Friday, June 4, 2021

Don't forget that printers are miracles

Every now and then I'll write a post about the good/bad old days in which we lacked certain technology that is now commonplace, and how none of us should ever take it for granted.

This is one of those posts.

I am of sufficient age to appreciate how amazing it is to have a desktop printer, because I grew up at a time when no one had them.

All of your school reports back then were handwritten or, if you were fancy, produced on a typewriter.

We had a typewriter in my house, and I remember using it to write reports on Theodore Roosevelt (when we had to pick a president to write about), Iceland (when we had to pick a country to write about), and Vermont (when we had to pick a state to write about).
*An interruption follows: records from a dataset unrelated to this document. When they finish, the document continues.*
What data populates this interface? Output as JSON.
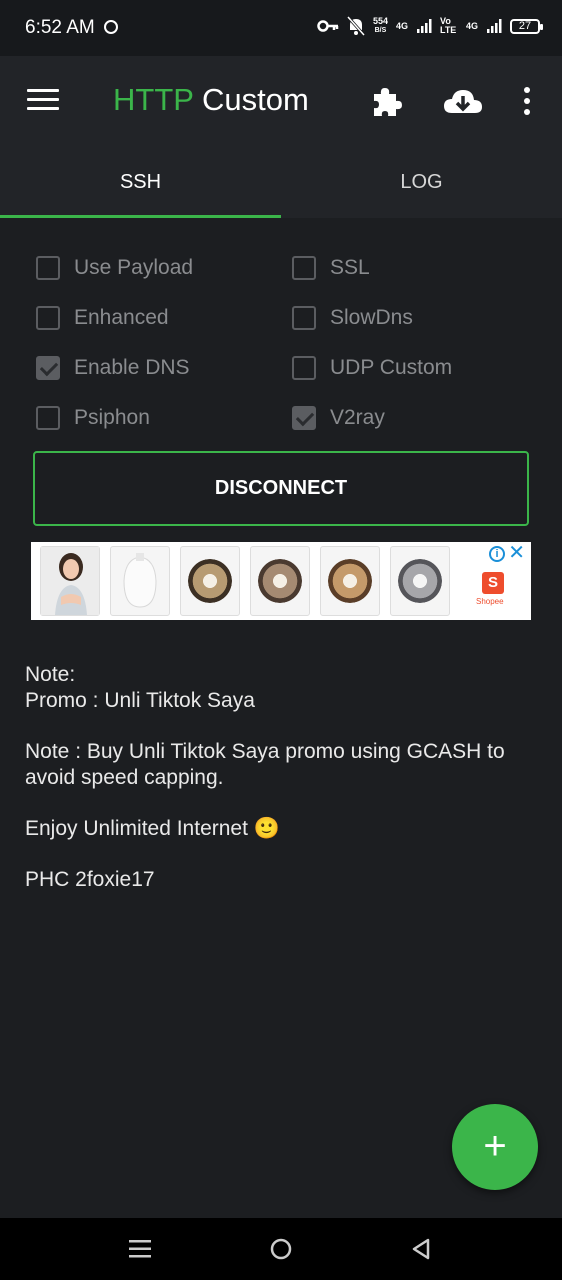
{
  "status_bar": {
    "time": "6:52 AM",
    "net_speed_value": "554",
    "net_speed_unit": "B/S",
    "network_1": "4G",
    "volte": "Vo LTE",
    "network_2": "4G",
    "battery": "27"
  },
  "toolbar": {
    "title_part1": "HTTP",
    "title_part2": "Custom"
  },
  "tabs": [
    {
      "label": "SSH",
      "active": true
    },
    {
      "label": "LOG",
      "active": false
    }
  ],
  "options": {
    "left": [
      {
        "label": "Use Payload",
        "checked": false
      },
      {
        "label": "Enhanced",
        "checked": false
      },
      {
        "label": "Enable DNS",
        "checked": true
      },
      {
        "label": "Psiphon",
        "checked": false
      }
    ],
    "right": [
      {
        "label": "SSL",
        "checked": false
      },
      {
        "label": "SlowDns",
        "checked": false
      },
      {
        "label": "UDP Custom",
        "checked": false
      },
      {
        "label": "V2ray",
        "checked": true
      }
    ]
  },
  "disconnect_label": "DISCONNECT",
  "ad": {
    "brand": "Shopee"
  },
  "notes": {
    "line1": "Note:",
    "line2": "Promo : Unli Tiktok Saya",
    "line3a": "Note : Buy Unli Tiktok Saya promo using GCASH to",
    "line3b": "avoid speed capping.",
    "line4": "Enjoy Unlimited Internet 🙂",
    "line5": "PHC 2foxie17"
  },
  "fab_label": "+",
  "colors": {
    "accent": "#3bb54a",
    "background": "#1c1e21",
    "toolbar": "#222428"
  }
}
This involved setting margins and manual carriage returns, and if God forbid you made a mistake, reaching for the foul-smelling White Out to correct it.
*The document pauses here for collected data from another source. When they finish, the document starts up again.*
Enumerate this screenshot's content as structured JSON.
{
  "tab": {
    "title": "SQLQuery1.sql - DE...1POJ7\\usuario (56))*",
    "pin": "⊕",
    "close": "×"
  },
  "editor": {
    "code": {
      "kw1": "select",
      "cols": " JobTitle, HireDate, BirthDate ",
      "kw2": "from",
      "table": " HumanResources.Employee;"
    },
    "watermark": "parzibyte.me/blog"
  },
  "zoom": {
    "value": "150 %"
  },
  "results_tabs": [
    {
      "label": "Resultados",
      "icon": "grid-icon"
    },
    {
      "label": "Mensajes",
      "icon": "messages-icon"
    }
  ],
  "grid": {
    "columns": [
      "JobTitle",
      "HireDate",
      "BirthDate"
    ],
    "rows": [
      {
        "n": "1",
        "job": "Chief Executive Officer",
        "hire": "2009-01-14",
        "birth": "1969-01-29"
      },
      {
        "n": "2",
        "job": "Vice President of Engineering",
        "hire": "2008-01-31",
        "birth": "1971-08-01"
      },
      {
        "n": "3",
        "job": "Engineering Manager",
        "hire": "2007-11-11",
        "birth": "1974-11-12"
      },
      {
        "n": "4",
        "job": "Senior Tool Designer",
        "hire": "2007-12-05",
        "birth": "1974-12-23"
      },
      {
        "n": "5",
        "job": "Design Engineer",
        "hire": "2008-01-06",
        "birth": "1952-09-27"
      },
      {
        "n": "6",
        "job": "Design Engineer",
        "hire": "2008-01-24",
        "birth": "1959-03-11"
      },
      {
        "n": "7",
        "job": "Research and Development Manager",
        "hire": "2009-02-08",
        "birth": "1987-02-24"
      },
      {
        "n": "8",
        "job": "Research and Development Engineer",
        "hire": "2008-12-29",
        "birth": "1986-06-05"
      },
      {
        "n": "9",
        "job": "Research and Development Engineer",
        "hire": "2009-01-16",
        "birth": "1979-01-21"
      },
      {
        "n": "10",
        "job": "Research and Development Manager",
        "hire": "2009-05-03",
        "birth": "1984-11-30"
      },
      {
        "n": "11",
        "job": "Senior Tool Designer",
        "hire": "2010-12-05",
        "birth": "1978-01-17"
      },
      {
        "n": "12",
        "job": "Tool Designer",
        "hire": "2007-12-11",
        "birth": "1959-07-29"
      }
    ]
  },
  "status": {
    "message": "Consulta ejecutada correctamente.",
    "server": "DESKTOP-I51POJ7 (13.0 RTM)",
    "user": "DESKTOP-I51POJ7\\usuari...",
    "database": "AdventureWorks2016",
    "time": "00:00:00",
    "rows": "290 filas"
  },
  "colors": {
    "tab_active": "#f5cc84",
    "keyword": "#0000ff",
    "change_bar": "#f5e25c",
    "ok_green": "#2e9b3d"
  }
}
It was cumbersome, but the final product always looked nice.

Like a lot of people, the first printer I owned was of the dot matrix variety, and much like a typewriter, it required changing out the ink ribbon every so often.

It only printed in black and white, of course, but that didn't matter. The fact was, it printed! I would create something on my Commodore 64, and a couple of minutes later, there it was on paper, looking all professional (or so it seemed).

You have to understand, this was a revelation. Then they came out with Print Shop software and you could create banners and flyers and all sorts of things that previously could only be handled by a graphic designer and a printing service.

In retrospect, it all looks pretty bland and cheesy. But to say that is to ignore how transformative portable printers really were. What had before involved a large investment of time and money could now be done in an instant at home. Mind blowing.